La première condition ici serait que la cause du contrat soit affectée par une illicéité liée aux conséquences économiques néfastes résultant de l'indisponibilité des machines.

Les effets juridiques possibles incluent une annulation rétroactive du contrat et une restitution des sommes versées par M. VALENS lors de la cession des actions.

SOLUTION EN L'ESPÈCE : S'agissant de la première condition relative au dol, il apparaît que M. DARBELLAY n'a pas intentionnellement dissimulé l'information sur l'action en résolution mais a simplement omis d'en informer M. VALENS dans un contexte où il pensait que cela ne relevait pas de son obligation d'information spécifique liée à la vente d'actions plutôt qu'à celle du matériel lui-même. Cette condition n'est donc pas satisfaite.

Concernant la deuxième condition relative à l'influence déterminante sur le consentement, même si M. VALENS aurait pu agir différemment s'il avait eu connaissance de cette information, cela ne suffit pas à établir un dol au sens strict car il n'y a pas eu intention malveillante dans le comportement de M. DARBELLAY.

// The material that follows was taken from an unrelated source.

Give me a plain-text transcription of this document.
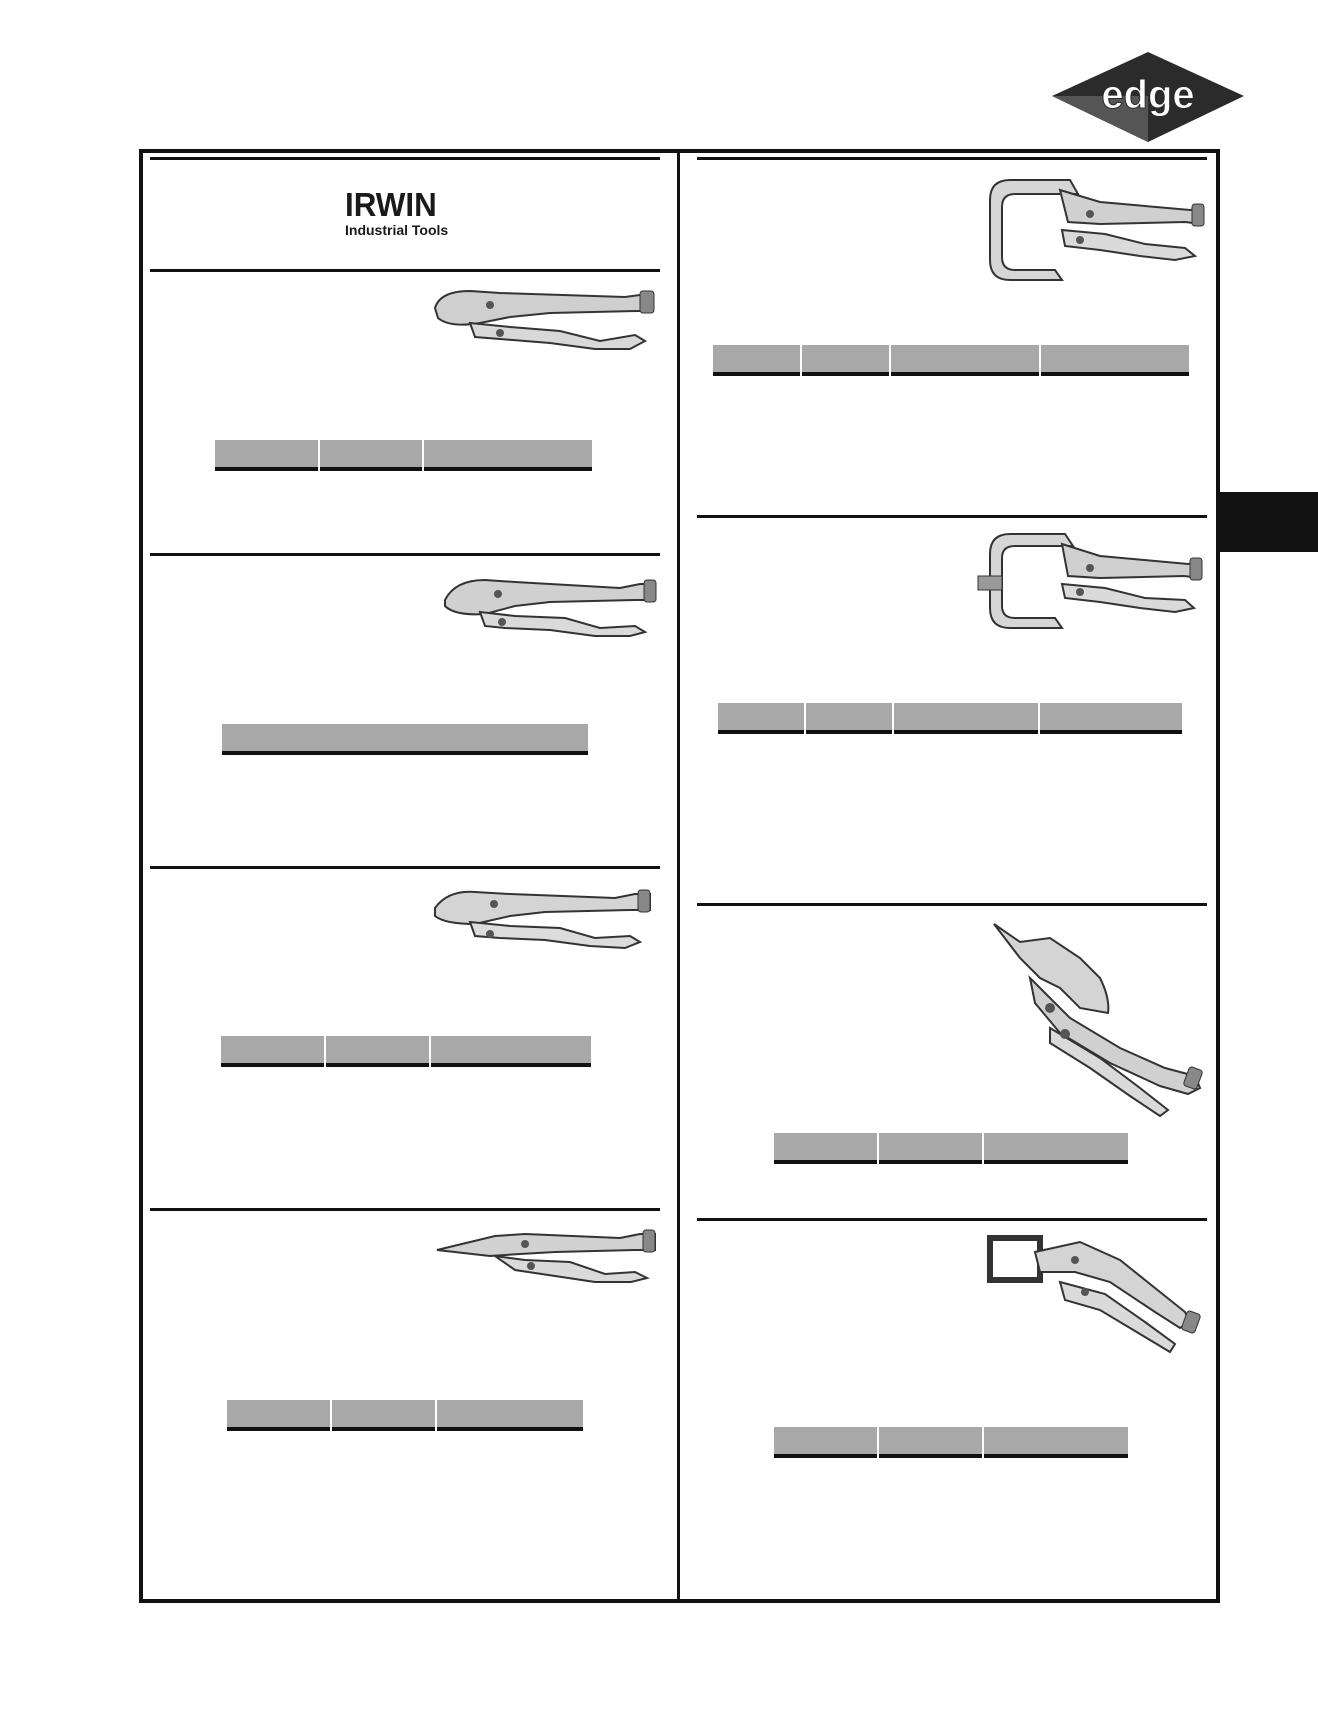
edge
IRWIN
Industrial Tools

Pour ce qui est de la cause illicite, bien qu'il y ait un lien entre les conséquences économiques néfastes et l'indisponibilité des machines, cela ne constitue pas nécessairement une cause illicite au sens strict car les parties ont agi dans un cadre légal lors de la cession des actions.

Ainsi, certaines conditions faisant défaut, il n'est pas envisageable d'annuler la cession des actions sur ces fondements juridiques.

CONCLUSION : Il ne semble pas possible pour M. VALENS d'engager une action en nullité contre la cession des actions sur le fondement d'un vice du consentement ou d'une cause illicite compte tenu des circonstances entourant cette opération commerciale.